Mais à partir du moment où le couple de héros sera à bord du train, le film changera radicalement d’orientation. Après s’être débarrassé de clochards belliqueux cherchant à violer Laurie (décidément, la pauvre n’a pas de chance), Angel investira une maison abandonnée à proximité d’un ranch au sein duquel il se fera engager comme mécanicien par Dan Felton (Dan Kemp), lui-même ancien motard dans sa jeunesse et désormais paisible père de famille campagnard. Il faut croire que Jack Starrett avait à ce moment là déjà dépassé son budget, puisque le reste ne sera plus que réflexion sur la vie de famille. D’un Angel attiré par le fric, complétement beauf et volontiers salaud avec celle qu’il aime (notons qu’il avait dans un premier temps proposé aux clochards du train de leur vendre les charmes de Laurie), nous aurons alors affaire à un Angel en phase de rédemption, et ce grâce au contact de Dan, pour qui s’en est définitivement fini des erreurs de jeunesse. Angel, qui au début était même pire que les membres de son gang, canalisera ainsi son énergie dans un travail des plus rigoureux (être prêt à bosser à sept heures et sentir l’odeur nauséabonde des moutons semblent être ses principales difficultés). Sa nouvelle vie n’ira pas sans quelques heurts avec Laurie, dont la personnalité plutôt inégale la conduit tantôt à lui reprocher sa muflerie, tantôt à lui faire part de son manque de motivation pour cette vie de ménagère. Les querelles conjugales seront le coeur du film, avec des disputes aussi passionnantes que celles portant sur le repas du soir, que Madame, occupée à acheter des fringues en ville, n’a pas préparé alors que son homme se tue au travail. “Non mais oh, vingt dollars claqués en fringues, c’est pas normal, et qu’est ce que c’est que cette radio que t’as achetée, et puis puisque c’est ça je me casse !” Particulièrement éprouvante pour le spectateur, qui doit dès lors lutter avec le sommeil, cette longue partie du film nous montre des personnages sujets à des sautes d’humeur qui sont autant de difficulté dans l’assimilation de la vie de gentils citoyens censée amener le bonheur et les longues promenades galopantes sur la plage voisine tandis que le soleil se couche et que la musique devient mielleuse. La moto n’est dès lors plus qu’un moyen de locomotion comme un autre, et tout juste Angel se permettra-t-il de retaper la moto de Dan pour qu’ensemble ils puissent se divertir une soirée.

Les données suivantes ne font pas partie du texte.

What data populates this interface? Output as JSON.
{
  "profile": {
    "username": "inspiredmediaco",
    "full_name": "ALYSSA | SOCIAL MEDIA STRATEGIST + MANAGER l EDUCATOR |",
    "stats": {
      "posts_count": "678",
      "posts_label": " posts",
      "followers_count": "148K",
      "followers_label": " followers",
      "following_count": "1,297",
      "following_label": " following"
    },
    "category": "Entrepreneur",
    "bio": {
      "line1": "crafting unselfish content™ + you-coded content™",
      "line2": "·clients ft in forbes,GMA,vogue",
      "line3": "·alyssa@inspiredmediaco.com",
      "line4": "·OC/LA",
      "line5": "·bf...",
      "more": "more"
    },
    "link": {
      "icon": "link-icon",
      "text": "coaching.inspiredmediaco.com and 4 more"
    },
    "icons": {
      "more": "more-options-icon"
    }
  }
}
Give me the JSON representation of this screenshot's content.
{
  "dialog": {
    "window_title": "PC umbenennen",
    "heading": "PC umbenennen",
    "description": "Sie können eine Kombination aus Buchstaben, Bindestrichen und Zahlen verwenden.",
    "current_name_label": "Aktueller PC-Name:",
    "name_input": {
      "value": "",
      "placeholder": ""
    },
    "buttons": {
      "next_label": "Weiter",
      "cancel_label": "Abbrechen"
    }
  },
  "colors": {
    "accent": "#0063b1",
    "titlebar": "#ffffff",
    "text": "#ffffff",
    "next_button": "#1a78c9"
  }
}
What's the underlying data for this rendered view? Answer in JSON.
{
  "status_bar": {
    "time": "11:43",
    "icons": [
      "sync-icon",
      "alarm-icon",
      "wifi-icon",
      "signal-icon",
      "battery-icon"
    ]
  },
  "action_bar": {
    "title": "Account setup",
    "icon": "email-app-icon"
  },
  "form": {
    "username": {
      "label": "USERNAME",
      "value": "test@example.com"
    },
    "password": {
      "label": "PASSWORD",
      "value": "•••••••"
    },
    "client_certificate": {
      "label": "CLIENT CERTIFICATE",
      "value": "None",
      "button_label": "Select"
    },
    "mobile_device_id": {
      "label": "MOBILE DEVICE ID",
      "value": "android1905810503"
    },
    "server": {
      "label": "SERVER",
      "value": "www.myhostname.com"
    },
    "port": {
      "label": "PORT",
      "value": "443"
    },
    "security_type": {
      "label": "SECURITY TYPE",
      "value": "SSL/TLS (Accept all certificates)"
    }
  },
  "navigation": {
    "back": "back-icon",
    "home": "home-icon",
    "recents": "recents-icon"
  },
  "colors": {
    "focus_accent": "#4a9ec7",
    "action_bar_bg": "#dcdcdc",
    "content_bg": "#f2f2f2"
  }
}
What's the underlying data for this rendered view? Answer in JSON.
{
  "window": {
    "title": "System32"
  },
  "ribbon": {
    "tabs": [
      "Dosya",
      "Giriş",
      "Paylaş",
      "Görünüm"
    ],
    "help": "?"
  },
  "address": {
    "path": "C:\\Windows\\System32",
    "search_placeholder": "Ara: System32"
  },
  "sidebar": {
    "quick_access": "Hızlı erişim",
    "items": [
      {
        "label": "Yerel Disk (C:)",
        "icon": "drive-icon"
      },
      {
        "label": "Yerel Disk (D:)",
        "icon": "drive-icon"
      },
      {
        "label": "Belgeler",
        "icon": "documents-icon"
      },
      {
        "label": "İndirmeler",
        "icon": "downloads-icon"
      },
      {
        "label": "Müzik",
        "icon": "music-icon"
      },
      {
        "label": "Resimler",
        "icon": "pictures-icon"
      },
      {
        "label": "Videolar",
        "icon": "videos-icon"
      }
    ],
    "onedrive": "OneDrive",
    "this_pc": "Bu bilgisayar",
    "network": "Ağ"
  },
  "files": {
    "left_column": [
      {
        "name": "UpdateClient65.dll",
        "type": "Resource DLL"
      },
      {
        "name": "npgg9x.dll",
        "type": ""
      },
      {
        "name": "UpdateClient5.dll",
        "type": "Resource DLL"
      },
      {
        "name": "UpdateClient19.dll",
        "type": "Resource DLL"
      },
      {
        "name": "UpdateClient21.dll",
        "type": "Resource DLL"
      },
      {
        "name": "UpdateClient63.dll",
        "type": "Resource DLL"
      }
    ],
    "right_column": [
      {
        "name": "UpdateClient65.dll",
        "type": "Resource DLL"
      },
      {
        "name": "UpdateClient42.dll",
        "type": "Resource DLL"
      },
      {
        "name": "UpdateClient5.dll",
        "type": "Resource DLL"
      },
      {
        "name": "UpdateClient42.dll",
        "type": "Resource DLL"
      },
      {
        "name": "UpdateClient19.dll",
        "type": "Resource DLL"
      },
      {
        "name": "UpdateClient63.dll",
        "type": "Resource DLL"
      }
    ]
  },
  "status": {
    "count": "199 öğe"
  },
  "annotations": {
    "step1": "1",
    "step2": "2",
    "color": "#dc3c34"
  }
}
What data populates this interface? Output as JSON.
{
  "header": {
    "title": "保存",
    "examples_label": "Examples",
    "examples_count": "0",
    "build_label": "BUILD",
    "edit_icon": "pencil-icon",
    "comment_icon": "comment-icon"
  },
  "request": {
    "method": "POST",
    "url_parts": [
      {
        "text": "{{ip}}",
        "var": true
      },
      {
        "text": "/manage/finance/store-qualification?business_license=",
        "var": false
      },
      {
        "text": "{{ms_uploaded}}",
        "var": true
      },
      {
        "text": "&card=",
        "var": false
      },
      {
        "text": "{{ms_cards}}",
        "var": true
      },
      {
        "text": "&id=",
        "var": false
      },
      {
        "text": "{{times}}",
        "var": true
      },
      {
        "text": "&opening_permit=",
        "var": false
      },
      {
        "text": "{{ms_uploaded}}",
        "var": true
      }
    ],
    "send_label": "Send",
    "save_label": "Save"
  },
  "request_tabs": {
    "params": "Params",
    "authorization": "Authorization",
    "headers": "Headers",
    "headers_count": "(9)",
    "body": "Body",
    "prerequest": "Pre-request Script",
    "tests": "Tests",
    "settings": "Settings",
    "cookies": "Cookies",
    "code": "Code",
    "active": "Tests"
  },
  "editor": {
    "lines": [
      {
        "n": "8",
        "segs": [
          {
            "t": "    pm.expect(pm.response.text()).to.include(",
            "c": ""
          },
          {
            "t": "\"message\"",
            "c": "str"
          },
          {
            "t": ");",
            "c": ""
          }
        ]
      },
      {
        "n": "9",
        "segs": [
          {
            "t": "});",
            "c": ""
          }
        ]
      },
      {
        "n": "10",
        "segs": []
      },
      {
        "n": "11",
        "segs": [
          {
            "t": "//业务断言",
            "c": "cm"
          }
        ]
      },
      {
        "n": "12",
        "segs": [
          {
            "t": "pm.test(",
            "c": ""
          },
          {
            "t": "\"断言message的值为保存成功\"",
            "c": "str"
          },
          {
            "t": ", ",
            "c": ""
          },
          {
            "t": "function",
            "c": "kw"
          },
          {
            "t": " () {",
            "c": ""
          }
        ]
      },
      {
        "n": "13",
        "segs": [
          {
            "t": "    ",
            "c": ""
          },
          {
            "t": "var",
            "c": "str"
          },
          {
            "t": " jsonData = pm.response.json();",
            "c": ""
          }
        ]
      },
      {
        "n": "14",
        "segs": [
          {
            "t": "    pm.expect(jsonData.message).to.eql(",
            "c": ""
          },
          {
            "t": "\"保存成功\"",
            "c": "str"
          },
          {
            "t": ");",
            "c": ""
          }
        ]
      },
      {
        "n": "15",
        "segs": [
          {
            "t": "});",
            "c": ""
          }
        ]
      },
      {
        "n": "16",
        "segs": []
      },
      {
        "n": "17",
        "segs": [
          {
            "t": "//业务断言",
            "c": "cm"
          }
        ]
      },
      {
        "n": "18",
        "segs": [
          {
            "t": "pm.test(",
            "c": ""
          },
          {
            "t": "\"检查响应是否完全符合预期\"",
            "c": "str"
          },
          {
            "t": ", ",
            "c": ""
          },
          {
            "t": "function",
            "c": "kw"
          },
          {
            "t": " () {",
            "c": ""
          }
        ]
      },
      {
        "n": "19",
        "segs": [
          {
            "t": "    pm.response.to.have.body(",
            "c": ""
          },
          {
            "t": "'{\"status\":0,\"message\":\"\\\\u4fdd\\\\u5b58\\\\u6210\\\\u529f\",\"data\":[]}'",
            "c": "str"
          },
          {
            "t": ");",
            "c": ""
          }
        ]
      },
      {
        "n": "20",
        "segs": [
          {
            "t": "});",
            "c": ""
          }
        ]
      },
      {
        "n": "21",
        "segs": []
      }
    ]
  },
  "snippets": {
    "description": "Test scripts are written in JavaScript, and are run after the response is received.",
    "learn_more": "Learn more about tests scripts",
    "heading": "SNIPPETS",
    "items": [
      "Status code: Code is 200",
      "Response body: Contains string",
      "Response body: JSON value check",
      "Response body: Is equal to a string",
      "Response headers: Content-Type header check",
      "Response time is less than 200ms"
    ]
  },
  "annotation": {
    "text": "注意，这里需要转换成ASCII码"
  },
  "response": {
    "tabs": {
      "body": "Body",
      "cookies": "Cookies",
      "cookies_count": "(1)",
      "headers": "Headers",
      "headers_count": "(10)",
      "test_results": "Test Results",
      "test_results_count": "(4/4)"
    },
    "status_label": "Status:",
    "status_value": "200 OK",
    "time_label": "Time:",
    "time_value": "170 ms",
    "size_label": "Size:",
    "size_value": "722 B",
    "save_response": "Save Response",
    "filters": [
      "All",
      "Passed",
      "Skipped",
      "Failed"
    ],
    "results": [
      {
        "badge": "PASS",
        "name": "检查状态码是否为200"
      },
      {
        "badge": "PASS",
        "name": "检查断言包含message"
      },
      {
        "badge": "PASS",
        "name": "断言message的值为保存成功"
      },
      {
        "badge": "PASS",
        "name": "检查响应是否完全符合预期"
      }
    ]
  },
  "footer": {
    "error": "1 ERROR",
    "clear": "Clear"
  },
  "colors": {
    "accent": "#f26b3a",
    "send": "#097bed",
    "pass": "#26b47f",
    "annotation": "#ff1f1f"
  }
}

Et que deviennent donc les motards pendant ce temps là ? Et bien nos caricatures de Hell’s Angels (Harley Davidson, panses à bière, vêtements de cuir, barbes touffues et cheveux longs) font tous les garages de la région pour montrer la photo d’Angel aux autochtones. Starrett ne leur accorde que peu d’importance, et du reste il remplace leurs dialogues par de la musique psychédélique venant quelque peu rompre avec la monotonie du couple néo-campagnard. Les rares instants où nous les verrons les présenteront en train de boire de la bière dans les bars, de provoquer des rixes (parfois entre eux), de déplorer le manque de femmes et de se reposer tels des ogres repus. Car c’est bien un gang de sauvages auquel nous avons affaire, pas de doute : Starrett n’aime pas les motards, auxquels il ne prête aucun idéal romantique. Nous attendons de pied ferme leur rencontre finale avec Angel. Le réalisateur n’ira pas par quatre chemins pour nous dénoncer ces barbares avides de sexe et de tueries : ce n’est pas à un mais à deux viols qu’ils se livreront (et pour y croire davantage, Starrett transforme sa femme en victime). Sur les deux, seule une scène sera explicite et même plutôt réussie (l’actrice en question, Margaret Markov, s’en ira quelques années plus tard au sein de la New World et tournera deux films vaguement “WIP” en compagnie de Pam Grier). Le problème restera que ce moment de bravoure ne sera intervenu que trop tard, et qu’il ne restera alors plus que dix minutes pour expedier un final fatalement décevant.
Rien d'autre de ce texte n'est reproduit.